France won that first match 24-7. A return to form, then, after their 17-3 loss to the USA at the Stade Colombes 92 years earlier. You might say they owed the sport a good performance, given that it was the behaviour of their fans that caused the International Olympic Committee to boot rugby out of the Games in the first place. The USA had won the title in 1920, so were defending champions when they played France in 1924. But the bookmakers still had them down as 20-1 underdogs. Which wasn’t all that unreasonable, given that most of the squad had only ever played American football, and a handful were only picked after they answered a newspaper advert calling for volunteers. One of their players, Norman Cleaveland, later recalled that the team were supposed to “go to Paris and take our beatings like gentlemen”.
That wasn’t quite how it played out. The Americans battered the French players so badly that at the end of the match the crowd attacked them back. Rugby had been played at three of the first five Olympics. In fact the founder of the IOC, Pierre de Coubertin, was a great fan of the game – he had based so much of his thinking on the philosophies Thomas Arnold used to run Rugby school. De Coubertin even refereed the first French Championship final in 1892. But he died in 1925 and after the debacle in Paris, the IOC decided that perhaps the sport wasn’t such a good fit with its Olympian values after all.
It was 2009 before they changed their mind. And about time. Sevens, unlike golf, which has also returned to the Olympic program this year, feels like a sport that suits the Games. Not least because so many of the players are specialists, so, in time, this competition could feasibly become the pinnacle of the sport. Add to that the facts that it’s so short you can fit the competition into a few days, and so simple that anyone can learn to play it, even in countries where the 15-a-side game hardly figures. Kenya were next up after France and Spain. But they had the misfortune to be matched against New Zealand, and were thrashed 52-0.

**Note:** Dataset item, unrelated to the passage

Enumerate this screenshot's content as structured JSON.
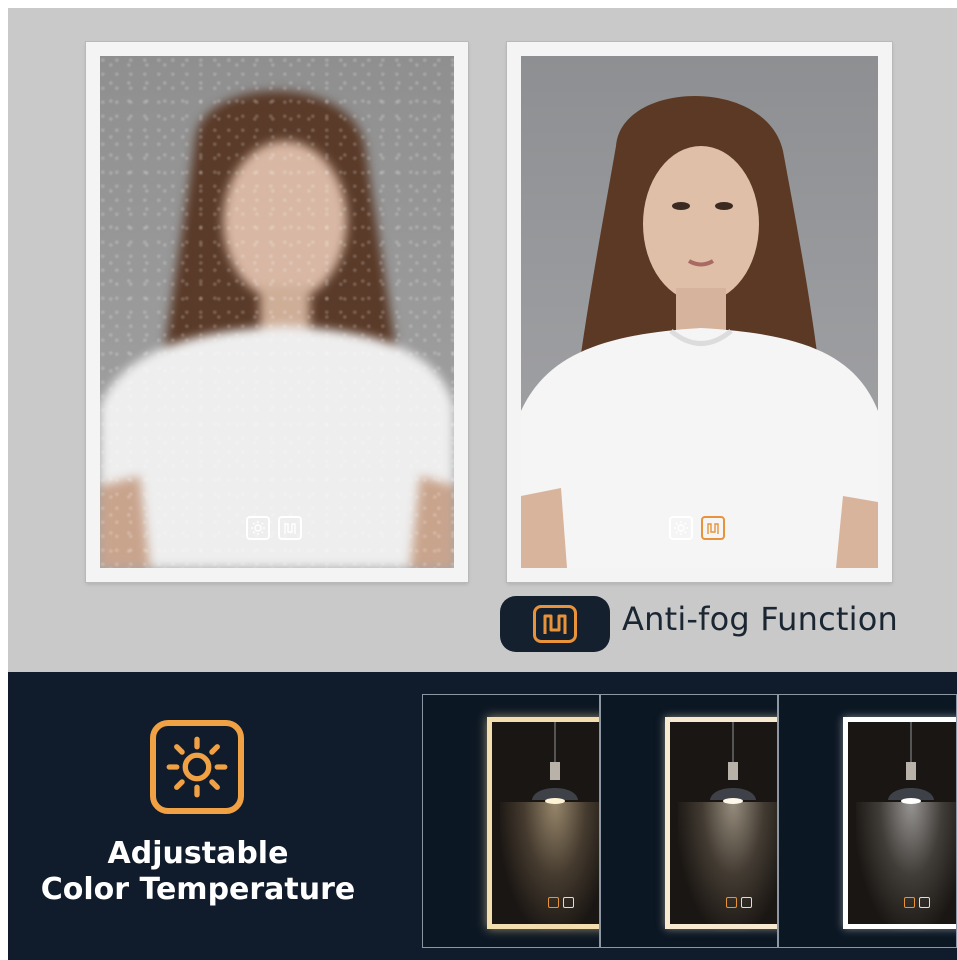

After that, it was the main game of the morning session, Great Britain against Brazil. By then the ground had started to fill up. It was still a long way short of being sold out, but at least a few hundred locals had come along to cheer for their team. And for the first time, the crowd sounded so loud that you couldn’t hear everything the referee was saying. Suitably inspired, Brazil dominated the first four minutes, and would surely have taken the lead if Julia Sardá hadn’t dropped a simple pass when she was open on the right wing.
Great Britain found themselves doing some desperate defending on their own try-line, until Joanne Watmore broke clear down the left wing from her own half for the first try. Then the Brazilians kicked a penalty, which received the loudest cheer of the day, and it was 7-3 at half-time.
In the second half, Great Britain pulled rapidly away. Natasha Hunt scored two simple tries from penalties, and Jasmine Joyce one with a wonderful looping run around the outside defender. Another for Emily Scott, and in the end it was 29-3. With nothing left to cheer, the Brazilian fans spent the second half booing the referee.
Great Britain looked rusty and will have to improve plenty to push New Zealand and Australia, who walloped Colombia 53-0, later in the tournament.
Five hours later, though, Great Britain were in action again, this time looking much sharper in a 40-0 win over Japan. Amy Wilson-Hardy scored twice in the first half and Heather Fisher crossed over to round off the scoring, with three tries in between.
But for now, as Hunt said after the match against Brazil, it was enough to be able to say: “We just made history.”